La falta de información en tus redes sociales lo escandalizó todavía más y cuando chequeó –con ese perfil que creó específicamente para seguir a tus conocidos más cercanos- los perfiles de tus amigas, justo como temía, no había en ellos nada que considerara útil. Intentó concentrarse en su lectura, sus ojos viajando por las páginas del libro que sostenía cuando escuchó tu puerta, pero no podía evitar tomar su teléfono cada cinco minutos y refrescar tu perfil.
Observó fijamente la ventana durante un muy largo rato, mientras los últimos vestigios de la tarde se desvanecían, experimentando la sensación de un algo que lo invadía lentamente. Enzo no podía precisar qué le molestaba más: ¿era el hecho de que no compartiste con él ningún detalle sobre la velada o la posibilidad de que fueras a regresar acompañada y tener que presenciarlo?

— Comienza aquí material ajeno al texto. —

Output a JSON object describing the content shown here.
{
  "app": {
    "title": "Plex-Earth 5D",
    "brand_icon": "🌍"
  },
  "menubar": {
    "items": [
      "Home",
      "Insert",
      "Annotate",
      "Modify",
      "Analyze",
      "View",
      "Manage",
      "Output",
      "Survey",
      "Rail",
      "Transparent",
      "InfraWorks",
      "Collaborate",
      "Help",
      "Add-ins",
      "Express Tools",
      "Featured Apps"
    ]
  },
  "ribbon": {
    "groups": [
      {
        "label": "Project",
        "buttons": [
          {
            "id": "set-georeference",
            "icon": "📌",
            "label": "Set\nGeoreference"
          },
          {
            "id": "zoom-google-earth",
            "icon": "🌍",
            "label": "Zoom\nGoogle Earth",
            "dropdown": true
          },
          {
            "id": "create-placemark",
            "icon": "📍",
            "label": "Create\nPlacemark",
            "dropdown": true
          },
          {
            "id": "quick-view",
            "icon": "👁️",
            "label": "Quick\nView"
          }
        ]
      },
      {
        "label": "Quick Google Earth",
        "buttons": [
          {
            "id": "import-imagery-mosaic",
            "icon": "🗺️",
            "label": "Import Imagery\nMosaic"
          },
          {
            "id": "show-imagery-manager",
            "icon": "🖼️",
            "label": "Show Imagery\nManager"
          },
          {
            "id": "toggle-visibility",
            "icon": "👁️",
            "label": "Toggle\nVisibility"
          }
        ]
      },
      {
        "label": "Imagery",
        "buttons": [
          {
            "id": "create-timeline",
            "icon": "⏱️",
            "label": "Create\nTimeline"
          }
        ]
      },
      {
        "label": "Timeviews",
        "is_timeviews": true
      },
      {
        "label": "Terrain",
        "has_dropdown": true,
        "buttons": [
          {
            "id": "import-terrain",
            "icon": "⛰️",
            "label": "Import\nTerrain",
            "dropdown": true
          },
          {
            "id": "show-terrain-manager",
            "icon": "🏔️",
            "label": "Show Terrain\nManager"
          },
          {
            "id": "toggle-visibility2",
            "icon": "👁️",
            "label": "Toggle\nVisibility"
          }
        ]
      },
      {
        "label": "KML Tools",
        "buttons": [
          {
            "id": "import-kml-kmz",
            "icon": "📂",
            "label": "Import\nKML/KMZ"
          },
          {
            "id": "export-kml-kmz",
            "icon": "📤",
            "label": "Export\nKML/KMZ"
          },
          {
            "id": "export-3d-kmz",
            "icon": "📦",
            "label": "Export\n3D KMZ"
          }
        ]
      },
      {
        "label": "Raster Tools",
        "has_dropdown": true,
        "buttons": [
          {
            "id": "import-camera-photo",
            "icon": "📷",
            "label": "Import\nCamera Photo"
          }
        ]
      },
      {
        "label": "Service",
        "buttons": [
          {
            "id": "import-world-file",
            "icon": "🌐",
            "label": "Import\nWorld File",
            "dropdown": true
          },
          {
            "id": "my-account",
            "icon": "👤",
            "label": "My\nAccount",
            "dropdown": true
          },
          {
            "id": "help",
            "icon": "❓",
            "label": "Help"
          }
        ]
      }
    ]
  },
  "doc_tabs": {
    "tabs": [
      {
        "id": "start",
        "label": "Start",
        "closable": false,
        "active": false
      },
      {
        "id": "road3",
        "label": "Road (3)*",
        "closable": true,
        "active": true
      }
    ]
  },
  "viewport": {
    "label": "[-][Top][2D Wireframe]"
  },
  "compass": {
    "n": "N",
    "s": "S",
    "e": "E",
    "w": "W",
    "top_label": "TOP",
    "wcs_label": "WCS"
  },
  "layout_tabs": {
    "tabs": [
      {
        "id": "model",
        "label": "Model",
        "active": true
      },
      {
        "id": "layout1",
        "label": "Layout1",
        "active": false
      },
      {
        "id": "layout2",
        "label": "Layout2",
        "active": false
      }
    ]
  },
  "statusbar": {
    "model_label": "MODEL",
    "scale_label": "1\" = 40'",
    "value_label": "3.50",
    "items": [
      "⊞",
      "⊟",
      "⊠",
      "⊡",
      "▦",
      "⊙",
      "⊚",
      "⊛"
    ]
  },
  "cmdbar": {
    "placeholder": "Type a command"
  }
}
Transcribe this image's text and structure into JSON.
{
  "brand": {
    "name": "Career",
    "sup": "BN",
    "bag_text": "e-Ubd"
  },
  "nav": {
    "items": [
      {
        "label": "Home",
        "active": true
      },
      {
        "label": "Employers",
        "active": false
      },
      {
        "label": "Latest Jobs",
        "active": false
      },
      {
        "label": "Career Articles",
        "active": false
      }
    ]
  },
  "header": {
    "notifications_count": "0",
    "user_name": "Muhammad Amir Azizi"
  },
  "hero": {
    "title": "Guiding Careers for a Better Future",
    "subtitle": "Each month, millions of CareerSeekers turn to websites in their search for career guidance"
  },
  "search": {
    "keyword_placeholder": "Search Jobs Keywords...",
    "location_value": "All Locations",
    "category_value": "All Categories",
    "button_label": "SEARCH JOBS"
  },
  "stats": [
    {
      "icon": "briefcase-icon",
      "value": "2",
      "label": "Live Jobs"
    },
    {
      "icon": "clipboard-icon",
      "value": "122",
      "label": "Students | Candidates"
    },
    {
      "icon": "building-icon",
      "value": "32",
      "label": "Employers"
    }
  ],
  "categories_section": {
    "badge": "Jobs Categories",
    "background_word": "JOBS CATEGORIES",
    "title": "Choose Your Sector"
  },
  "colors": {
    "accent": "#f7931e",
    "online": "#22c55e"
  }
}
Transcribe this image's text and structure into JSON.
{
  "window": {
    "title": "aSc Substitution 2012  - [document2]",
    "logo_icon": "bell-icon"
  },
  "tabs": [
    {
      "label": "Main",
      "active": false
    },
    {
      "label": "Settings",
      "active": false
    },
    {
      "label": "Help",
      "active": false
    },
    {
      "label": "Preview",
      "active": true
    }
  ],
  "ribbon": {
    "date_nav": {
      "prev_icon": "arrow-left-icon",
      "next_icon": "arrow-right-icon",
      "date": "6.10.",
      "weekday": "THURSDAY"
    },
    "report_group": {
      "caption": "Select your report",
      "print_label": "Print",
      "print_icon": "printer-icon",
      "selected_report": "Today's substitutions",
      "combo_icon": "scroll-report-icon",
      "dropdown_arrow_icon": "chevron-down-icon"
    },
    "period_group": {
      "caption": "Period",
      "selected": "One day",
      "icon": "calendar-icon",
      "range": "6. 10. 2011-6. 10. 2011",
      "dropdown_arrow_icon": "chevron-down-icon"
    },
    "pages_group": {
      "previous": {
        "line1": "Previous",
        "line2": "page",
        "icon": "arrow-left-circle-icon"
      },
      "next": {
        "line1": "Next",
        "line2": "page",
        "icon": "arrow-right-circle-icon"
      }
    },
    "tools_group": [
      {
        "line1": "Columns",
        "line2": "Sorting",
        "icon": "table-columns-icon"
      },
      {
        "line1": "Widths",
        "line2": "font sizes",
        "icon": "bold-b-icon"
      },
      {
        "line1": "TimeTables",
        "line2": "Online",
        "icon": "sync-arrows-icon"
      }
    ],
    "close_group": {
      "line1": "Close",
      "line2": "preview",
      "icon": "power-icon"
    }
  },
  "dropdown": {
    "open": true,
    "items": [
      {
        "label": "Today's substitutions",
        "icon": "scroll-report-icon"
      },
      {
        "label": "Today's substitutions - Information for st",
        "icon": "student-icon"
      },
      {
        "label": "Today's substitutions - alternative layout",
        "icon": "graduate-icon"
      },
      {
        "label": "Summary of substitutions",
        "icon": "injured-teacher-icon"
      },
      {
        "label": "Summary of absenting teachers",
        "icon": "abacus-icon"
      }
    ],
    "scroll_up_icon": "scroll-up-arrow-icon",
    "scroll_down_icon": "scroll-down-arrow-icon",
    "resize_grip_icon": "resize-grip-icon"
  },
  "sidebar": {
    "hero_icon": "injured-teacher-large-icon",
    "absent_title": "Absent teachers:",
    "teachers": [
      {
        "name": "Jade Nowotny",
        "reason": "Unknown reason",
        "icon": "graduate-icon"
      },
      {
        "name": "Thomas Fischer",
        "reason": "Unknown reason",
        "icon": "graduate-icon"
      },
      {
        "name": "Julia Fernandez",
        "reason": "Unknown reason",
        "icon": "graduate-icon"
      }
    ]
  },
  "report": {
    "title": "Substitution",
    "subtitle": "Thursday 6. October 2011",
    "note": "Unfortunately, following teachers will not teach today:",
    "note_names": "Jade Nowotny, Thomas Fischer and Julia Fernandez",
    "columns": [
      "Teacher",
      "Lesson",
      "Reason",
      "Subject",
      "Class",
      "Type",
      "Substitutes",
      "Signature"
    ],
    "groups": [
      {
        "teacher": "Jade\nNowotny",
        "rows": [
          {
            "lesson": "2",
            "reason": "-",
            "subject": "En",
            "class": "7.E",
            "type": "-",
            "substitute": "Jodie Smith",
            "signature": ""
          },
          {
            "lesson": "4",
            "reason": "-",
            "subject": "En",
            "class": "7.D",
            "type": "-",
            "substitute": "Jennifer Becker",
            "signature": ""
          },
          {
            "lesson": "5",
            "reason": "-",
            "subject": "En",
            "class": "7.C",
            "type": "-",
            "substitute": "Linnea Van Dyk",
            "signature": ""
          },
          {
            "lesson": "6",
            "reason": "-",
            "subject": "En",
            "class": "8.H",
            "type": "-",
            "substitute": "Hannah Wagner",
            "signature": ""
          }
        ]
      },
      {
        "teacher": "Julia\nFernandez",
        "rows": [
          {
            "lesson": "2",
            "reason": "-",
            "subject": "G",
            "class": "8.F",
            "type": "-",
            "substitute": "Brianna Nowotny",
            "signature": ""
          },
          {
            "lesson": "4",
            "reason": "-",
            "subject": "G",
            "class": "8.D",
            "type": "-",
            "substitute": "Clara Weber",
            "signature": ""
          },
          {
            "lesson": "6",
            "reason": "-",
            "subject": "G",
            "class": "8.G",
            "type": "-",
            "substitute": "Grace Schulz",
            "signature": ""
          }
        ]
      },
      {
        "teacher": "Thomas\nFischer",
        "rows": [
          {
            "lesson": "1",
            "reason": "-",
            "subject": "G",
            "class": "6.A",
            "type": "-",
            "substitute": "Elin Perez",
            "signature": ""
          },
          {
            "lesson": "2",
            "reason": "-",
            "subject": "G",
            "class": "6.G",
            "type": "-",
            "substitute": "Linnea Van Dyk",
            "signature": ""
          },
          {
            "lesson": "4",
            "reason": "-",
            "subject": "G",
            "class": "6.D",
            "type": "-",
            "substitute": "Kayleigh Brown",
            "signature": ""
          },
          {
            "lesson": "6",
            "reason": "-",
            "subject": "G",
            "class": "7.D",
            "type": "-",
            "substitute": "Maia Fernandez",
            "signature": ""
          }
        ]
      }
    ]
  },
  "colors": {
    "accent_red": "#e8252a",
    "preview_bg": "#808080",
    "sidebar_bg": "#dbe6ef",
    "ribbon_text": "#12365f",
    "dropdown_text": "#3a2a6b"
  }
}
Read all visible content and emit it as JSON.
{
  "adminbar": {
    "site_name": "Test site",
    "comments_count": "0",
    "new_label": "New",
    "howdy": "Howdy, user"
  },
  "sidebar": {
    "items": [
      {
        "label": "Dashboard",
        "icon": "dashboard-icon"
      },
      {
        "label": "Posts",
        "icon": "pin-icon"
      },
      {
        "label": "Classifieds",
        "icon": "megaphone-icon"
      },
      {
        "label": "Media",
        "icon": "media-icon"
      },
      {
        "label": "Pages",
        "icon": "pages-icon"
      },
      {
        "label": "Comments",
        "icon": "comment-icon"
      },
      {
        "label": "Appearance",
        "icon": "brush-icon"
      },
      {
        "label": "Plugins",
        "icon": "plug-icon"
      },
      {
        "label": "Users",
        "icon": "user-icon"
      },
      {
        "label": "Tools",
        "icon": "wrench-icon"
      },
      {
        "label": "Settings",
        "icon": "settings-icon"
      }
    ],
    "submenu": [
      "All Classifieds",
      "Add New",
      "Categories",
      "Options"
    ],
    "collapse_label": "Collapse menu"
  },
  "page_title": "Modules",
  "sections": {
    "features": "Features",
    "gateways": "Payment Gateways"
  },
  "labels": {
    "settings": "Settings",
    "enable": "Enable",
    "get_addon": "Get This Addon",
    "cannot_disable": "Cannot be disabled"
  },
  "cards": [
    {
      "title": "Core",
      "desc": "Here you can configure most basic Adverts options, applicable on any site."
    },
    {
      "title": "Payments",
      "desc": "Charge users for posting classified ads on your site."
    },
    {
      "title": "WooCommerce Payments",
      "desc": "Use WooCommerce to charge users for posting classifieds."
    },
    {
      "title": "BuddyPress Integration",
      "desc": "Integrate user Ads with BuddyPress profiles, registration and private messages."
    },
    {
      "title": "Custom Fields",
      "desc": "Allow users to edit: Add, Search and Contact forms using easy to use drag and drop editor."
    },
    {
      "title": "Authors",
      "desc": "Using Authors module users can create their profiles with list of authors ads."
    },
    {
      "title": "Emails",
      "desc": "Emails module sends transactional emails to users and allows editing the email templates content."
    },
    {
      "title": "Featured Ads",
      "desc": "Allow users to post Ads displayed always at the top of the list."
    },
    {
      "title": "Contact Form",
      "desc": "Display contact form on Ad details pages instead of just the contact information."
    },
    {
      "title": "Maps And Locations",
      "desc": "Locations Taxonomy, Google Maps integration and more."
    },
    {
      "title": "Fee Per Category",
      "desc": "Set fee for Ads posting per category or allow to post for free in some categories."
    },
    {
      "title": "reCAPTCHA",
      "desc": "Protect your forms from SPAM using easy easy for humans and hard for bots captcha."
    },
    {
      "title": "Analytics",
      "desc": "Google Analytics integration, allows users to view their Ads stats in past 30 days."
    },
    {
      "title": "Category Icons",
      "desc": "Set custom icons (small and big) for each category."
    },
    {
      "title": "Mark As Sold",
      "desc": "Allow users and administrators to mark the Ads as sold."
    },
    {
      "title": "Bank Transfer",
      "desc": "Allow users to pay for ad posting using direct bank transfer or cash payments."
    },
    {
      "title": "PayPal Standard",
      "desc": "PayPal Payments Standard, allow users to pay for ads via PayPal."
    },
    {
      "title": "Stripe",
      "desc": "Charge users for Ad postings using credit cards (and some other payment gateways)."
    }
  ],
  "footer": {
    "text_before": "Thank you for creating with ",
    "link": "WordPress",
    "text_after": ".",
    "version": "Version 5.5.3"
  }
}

“¿Y si no volvías?” pensó repentinamente. Conociéndote, era poco probable, porque no saldrías con un desconocido y permitirías que te lleve a su casa en la primera cita, ¿no? ¿No…? Fue en ese instante –con la misma pregunta parpadeando, con luces de neón, en cada recoveco de su mente- que decidió, sin pensar, que tenía que hacer lo necesario para saber en dónde y en compañía de quién estabas. Quería estar seguro de que no corrías peligro.
Lo necesitaba.
No tenía un plan concreto, sólo sabía que necesitaba entrar en tu casa, hacerse con tu computadora o con esa libreta que vio en tu habitación cuando lo invitaste hace unas semanas. Recordaba todas las notas, algunas con letra desastrosa y otras más cuidadas, que encontró allí: tus compromisos, las fechas en que te reunirías con amigos, citas médicas. Todo.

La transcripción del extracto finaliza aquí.